July 1st is Canadian Independence Day, July 4th is US Independence Day. My great-grandfather Barney, when he entered the US for the first time in 1907, wrote down that his nationality was Canadian. He had likely been living there for 3 years. My suspicion is that he misunderstood the question, but it’s possible that he had officially become a Canadian citizen. This may not have been a complicated process since he was already a British citizen, and Canada wasn’t completely independent yet. On my mother’s side I have several relatives who discovered a need to leave the US and enter Canada in the late 1700s. So there is cause for me to celebrate July 1 as well as July 4.
My ancestral lines have never been shy from taking a stand — but we have often stood separately, from each other, and in some cases, from ourselves.
I am a Son of the Confederacy and of The Union. The Civil War was a war between brothers, and it was common that families split down the middle. (Especially in a border state like Missouri, though my ancestors who wore either blue or grey weren’t living here at the time.) I also have ancestors who fought on both sides of the Revolutionary War - loyalists and revolutionaries (link to a poem I wrote several years ago). One ancestor first went to a revolutionary camp, and after a few weeks, bolted, and joined the loyalist Butler’s Rangers. It’s not clear if it was a change of heart/mind, or if he discovered like the lost student he was in the wrong classroom.
Naturally, the Loyalists are those I mentioned above who found the need to speed over to Canada when the war was over.
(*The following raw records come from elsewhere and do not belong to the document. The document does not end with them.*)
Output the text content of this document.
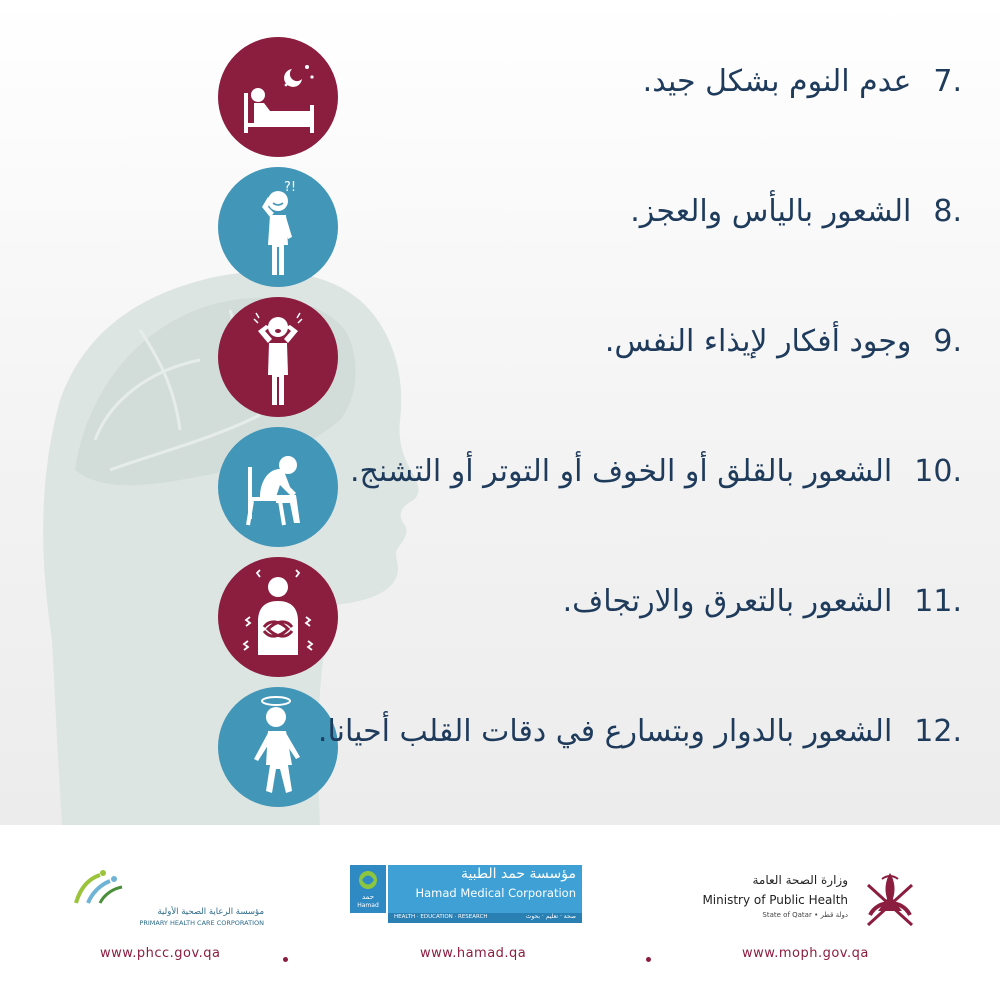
?!
7.عدم النوم بشكل جيد.
8.الشعور باليأس والعجز.
9.وجود أفكار لإيذاء النفس.
10.الشعور بالقلق أو الخوف أو التوتر أو التشنج.
11.الشعور بالتعرق والارتجاف.
12.الشعور بالدوار وبتسارع في دقات القلب أحيانا.
مؤسسة الرعاية الصحية الأولية
PRIMARY HEALTH CARE CORPORATION
حمد
Hamad
مؤسسة حمد الطبية
Hamad Medical Corporation
HEALTH · EDUCATION · RESEARCH	صحة · تعليم · بحوث
وزارة الصحة العامة
Ministry of Public Health
State of Qatar • دولة قطر
www.phcc.gov.qa	www.hamad.qa	www.moph.gov.qa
We weren’t of divided mind during WWII. Both grandfathers and multiple great-uncles fought with the Allied Powers in various theaters. My father lost an uncle in France, and several relatives of my mother, who had remained in Romania, died in the concentration camps. I expect more relatives died there than we know, it’s just that much of our family genealogy stops on the border of the US, and we don’t know who remained. In my mom’s case, there were two survivors who migrated to Israel and started doing the research themselves to find us.
This first through fourth of July myself, my siblings, my parents, uncles, aunts and first-cousins will all be together, celebrating, in Costa Rica. We may not like the current administration, but this is no protest. We gather every few years for a reunion, in different locales, and we sought an extended-holiday weekend to plan around.
At these reunions, my parents’ generation always leads a discussion of family history. Passing on the stories they’ve been told, or have witnessed. I’m going to be expected to speak this year on my recent research. I shouldn’t be nervous; it’s my family. I’ve recited poetry in front of strangers. But then again — strangers are more forgiving (or at least more forgetful) than family.